The main monuments of the Orkhon Valley are as follows:
- The Orkhon monuments are early 8th-century Turkic memorials to Bilge Khan and Kul Tigin, the most impressive monuments from the nomadic First Turkic Khaganate. They were discovered by Russian archaeologists in 1889 and deciphered by Vilhelm Thomsen in 1893.
- Ruins of Ordu-Baliq at the site known as Kharbalgas in Mongolian, an 8th-century capital of the Uyghur Khaganate, which cover 50 square km and contain evidence of the palace, shops, temples, monasteries, etc.
- Ruins of Mongol capital of Karakorum.
- Erdene Zuu monastery is the first Buddhist monastery established in Mongolia. It was partly destroyed by Soviet authorities in 1937-40.

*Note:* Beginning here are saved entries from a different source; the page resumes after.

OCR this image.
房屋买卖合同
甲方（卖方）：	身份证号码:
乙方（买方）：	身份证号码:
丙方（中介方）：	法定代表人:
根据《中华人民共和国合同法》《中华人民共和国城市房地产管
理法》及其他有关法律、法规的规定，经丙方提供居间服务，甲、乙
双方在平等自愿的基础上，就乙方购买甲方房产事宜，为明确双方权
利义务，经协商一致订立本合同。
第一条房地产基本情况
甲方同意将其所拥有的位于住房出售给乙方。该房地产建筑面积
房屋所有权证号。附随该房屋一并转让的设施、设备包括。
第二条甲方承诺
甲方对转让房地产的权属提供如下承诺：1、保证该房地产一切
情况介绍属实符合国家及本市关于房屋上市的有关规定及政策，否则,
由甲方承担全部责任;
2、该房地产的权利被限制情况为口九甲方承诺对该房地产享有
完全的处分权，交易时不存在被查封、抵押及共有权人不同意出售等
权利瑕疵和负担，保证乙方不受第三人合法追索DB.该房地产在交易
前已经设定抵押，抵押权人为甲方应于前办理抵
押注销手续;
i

- Tuvkhun Hermitage is another spectacular monastery, overlooking a hill at 2,600 meters above sea level. It was almost totally destroyed by the Soviet Union.
- Remains of the 13th and 14th century Mongol palace at Doit Hill, thought to be Ögedei Khan's residence.
- The Ulaan Tsutgalan waterfall, ten meters wide and twenty meters high, that can sometimes go dry or even freeze during winter.